First off -- putting a panel (or any overcurrent device) in a clothes closet, or any other place where easily ignitable materials are stored, is forbidden by the NEC in 240.24(D):

(D) Not in Vicinity of Easily Ignitible Material. Overcurrent devices shall not be located in the vicinity of easily ignitible material, such as in clothes closets.

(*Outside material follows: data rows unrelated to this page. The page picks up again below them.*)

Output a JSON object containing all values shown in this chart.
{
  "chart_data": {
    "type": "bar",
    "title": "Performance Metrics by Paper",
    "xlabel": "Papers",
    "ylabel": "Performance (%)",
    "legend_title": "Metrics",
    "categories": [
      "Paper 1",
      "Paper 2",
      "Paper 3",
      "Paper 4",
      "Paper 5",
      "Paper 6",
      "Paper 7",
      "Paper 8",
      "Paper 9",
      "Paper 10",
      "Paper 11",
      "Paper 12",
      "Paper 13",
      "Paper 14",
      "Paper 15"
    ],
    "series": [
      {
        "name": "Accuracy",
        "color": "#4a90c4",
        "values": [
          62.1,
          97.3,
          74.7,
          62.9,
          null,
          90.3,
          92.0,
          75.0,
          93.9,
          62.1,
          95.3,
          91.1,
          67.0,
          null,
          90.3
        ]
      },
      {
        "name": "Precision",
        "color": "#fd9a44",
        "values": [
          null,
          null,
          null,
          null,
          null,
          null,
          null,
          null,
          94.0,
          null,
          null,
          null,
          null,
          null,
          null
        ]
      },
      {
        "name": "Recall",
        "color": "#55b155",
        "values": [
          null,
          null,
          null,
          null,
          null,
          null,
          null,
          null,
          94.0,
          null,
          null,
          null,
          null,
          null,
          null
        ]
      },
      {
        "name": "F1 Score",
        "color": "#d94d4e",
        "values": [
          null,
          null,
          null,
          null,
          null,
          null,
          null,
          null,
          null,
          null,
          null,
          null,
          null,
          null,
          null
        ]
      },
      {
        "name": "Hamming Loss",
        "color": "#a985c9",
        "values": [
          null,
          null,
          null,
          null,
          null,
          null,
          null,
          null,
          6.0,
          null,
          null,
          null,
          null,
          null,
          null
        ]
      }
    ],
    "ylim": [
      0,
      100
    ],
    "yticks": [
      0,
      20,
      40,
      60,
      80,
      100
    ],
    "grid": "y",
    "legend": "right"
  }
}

Size matters (in more ways than one)

First, we'll address whether your feeder is the correct size. We start with the 3300 VA lighting and general receptacle load -- this is the 3VA/ft2 rule for dwelling unit general loads (stated in NEC table 220.14 and restated in NEC 220.82/83) applied to your 1100 ft2 space. Atop that, we need to add 1500VA each for the two kitchen receptacle circuits, and another 1500VA to serve as an allowance for the dishwasher/disposal circuit. Finally, we add a 2000VA allowance for the bathroom radiant heat. This sums up to 9800VA; no demand factors can be applied since we aren't to 8kVA of non-HVAC loads and we're adding new HVAC (the bathroom radiant heat), forcing us to use the procedure from 220.83(B). Dividing this by 240V gives us just under 41A of load, so your 55A (6/3 NM-B) feeder would be adequate at the moment.


However, if you plan to turn this into a dwelling unit (apartment), it will need to have a minimum of a 83A (#4 Cu or #2 Al THHN) feeder due to 310.15(B)(7) points 2 and 3 applying an 83% demand factor:

2) For a feeder rated 100 through 400 A, the feeder conductors supplying the entire load associated with a one-family dwelling, or the feeder conductors supplying the entire load associated with an individual dwelling unit in a two-family or multifamily dwelling, shall be permitted to have an ampacity not less than 83 percent of the feeder rating.

(3) In no case shall a feeder for an individual dwelling unit be required to have an ampacity greater than that specified in 310.15(B)(7)(1) or (2).

to the 100A minimum feeder rating for a single dwelling unit feeder.